Biba set to retire from middle school
By Robert Cloud
Greg Biba wants to know if the Waupaca School District plans to continue having two full-time band teachers at the middle school.
He shared his concerns at the Waupaca School Board meeting on March 12.
Biba said he announced in September that he planned to retire as the middle school band director at the end of this school year.
However, the district has not posted an opening for his position.
“We implore the board not to split up the middle school band position again,” Biba said.
In a letter to the school board, Biba said two middle school band teachers are needed to work with the large number of students who participate.
“We have over 300 students in band,” Biba said. “How does one person teach that many students how to put their instruments together, make a sound on their instrument, hold their instrument, read music notation, learn music terminology, play the instrument, create a decent tone on their instrument, learn the note names and then the fingerings for each note name, then how long to hold each note and then what style to play each note?”
Beyond the fundamentals of playing an instrument, Biba said students must also understand what the composer is expressing and how to add their own emotions to the piece.

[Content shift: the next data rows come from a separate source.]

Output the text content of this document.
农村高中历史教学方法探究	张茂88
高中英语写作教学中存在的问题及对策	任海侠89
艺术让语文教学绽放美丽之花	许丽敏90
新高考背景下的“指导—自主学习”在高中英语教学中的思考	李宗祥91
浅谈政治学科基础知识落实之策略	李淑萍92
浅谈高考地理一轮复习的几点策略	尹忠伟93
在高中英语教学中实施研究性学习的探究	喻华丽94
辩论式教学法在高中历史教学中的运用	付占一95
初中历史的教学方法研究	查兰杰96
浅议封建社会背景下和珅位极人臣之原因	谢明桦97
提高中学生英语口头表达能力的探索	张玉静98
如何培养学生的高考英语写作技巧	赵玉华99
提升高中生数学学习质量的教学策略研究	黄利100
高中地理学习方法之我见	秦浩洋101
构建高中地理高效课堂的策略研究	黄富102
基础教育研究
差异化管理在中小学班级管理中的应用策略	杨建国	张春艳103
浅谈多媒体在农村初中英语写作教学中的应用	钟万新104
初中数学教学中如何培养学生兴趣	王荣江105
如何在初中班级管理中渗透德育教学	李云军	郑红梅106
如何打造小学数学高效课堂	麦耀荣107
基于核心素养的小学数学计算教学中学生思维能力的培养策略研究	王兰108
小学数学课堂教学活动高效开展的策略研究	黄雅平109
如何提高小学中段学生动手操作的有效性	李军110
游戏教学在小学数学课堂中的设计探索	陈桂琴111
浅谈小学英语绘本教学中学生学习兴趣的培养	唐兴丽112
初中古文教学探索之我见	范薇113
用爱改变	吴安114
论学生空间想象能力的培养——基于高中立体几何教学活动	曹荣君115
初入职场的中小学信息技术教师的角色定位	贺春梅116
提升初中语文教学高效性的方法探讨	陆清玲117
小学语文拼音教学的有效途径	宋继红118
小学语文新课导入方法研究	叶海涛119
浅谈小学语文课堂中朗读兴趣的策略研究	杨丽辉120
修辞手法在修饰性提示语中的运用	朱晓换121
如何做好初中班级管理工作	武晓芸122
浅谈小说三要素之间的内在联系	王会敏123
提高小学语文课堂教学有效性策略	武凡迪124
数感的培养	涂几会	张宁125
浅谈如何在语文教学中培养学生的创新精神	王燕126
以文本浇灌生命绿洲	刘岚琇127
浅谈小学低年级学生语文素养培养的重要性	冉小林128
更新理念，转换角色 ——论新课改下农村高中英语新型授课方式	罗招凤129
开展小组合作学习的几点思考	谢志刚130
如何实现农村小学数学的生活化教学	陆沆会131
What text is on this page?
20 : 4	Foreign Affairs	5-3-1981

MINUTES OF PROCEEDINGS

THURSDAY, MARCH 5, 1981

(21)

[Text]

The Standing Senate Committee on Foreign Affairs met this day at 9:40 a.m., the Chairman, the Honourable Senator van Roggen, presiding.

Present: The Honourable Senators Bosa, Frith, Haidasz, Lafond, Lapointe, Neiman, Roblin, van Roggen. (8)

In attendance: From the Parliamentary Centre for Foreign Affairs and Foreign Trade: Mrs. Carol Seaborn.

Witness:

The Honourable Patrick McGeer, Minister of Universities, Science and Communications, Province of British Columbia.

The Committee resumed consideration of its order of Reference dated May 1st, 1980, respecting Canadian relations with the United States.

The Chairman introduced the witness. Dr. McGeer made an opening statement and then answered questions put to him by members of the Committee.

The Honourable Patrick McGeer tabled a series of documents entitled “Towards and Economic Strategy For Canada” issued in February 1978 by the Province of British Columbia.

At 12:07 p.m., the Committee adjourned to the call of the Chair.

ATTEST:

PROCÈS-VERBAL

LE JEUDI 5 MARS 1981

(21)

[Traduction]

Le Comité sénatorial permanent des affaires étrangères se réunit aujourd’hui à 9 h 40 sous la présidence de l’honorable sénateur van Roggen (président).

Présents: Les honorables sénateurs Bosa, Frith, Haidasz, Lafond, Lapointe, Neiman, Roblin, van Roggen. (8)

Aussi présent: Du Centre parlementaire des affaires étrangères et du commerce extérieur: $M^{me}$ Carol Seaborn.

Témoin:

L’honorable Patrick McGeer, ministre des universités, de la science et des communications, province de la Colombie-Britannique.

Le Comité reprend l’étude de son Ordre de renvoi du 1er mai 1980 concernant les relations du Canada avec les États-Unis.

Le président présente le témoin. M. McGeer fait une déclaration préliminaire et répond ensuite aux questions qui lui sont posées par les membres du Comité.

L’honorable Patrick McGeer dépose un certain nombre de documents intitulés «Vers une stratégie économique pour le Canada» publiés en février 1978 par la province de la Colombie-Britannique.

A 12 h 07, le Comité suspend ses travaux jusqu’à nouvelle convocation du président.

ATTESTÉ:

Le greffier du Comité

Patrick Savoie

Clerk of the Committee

If middle school students are not adequately trained on their instruments, they will not be ready to perform in the high school band, Biba said.
“Waupaca cannot call themselves an advocate for the arts when the arts are not supported,” Biba said.
“We’re not looking to cut music. We’re not looking to cut the arts. We’re just looking to continually be mindful of what our resources are in comparison to our expenses and continue to provide the high quality instruction that we’re known for,” according to District Administrator Greg Nyen.
Nyen said the school board must make decisions about the overall budget and which programs may need more of the district’s limited financial resources and which may need less.
He said the board could make staff reductions through attrition or it could lay off staff because of changes made in programming several years later.
“We didn’t post the position because we hadn’t had this conversation with the board yet and if we would have posted and filled the position, then there is no conversation because we already made that decision,” Nyen said.
Board President Stephen Johnson said the board’s intent is to be fiscally responsible.